Three weeks after his heart attack last fall, Bernie Sanders said he would release his medical records by the end of 2019. “I want to make it comprehensive,” he said, explaining why he hadn’t already done so. But the medical records never came. Instead, the Sanders campaign released three letters from doctors last December declaring him in good health.
Now, Sanders says he won’t be releasing the “comprehensive” records at all.
Asked last week on Meet the Press if voters deserved to see his medical records before Super Tuesday, Sanders suggested that what has already been released is enough. “We have released a substantive part of all of our background,” he said. “We have doctors who are cardiologists who are confirming that I am in good health. I am in good health.”
Sanders, 78, was again pressed on the subject Tuesday at his CNN town hall in Las Vegas. And again, he said the matter was settled. “I think we have released a detailed medical report and I’m comfortable on what we have done,” Sanders said. He also said that the released about his medical history is similar to what Elizabeth Warren, 70, and Joe Biden, 77, have put out.
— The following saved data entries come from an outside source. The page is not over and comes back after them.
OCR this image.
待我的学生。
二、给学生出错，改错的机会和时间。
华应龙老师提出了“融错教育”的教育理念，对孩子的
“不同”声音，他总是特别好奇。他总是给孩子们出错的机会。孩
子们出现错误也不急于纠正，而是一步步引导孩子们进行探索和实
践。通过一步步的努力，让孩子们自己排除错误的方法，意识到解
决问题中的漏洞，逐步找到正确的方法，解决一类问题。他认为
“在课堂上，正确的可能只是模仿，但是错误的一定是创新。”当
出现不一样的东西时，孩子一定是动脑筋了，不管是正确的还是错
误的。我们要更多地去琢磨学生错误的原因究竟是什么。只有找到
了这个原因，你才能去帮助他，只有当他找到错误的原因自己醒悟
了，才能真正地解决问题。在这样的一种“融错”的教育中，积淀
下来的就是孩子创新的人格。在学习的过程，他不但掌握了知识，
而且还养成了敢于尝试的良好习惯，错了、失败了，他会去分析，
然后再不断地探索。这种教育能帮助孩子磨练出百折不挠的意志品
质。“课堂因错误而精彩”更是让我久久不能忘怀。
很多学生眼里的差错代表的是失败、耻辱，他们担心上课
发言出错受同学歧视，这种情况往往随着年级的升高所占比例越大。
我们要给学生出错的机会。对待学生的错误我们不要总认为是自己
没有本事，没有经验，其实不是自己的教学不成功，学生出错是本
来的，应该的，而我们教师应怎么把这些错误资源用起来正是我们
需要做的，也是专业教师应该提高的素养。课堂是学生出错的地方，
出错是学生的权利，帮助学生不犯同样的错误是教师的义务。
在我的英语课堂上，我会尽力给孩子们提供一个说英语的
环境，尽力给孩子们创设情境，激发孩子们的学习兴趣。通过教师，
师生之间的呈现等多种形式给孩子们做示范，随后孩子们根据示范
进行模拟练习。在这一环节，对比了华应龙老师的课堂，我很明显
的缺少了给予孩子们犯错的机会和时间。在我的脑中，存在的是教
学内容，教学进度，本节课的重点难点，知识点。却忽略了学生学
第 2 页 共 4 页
Asked one last time if he plans to release any more information on his medical history, he said, “I don’t think we will, no.”
Wednesday, the Sanders campaign began to push back on the requests for his medical records. In an appearance on CNN, Sanders press secretary Briahna Joy Gray called the questions about Sanders’s health a “smear campaign” and compared them to birtherism.
She also claimed that Michael Bloomberg should be getting the same questions since he’s “suffered heart attacks in the past.”
That’s not true, Bloomberg senior adviser Tim O’Brien tweeted Wednesday.
Gray later tweeted that she didn’t mean to say Bloomberg had a heart attack. Instead, she wrote, the billionaire “underwent the same stent procedure as Bernie.” According to a 2007 New York Times report, Bloomberg did in fact “have two stents implanted in a coronary artery because of blockage in his heart.” The surgery took place in 2000.
Expect more septuagenarian sniping about heart attacks at Wednesday’s debate.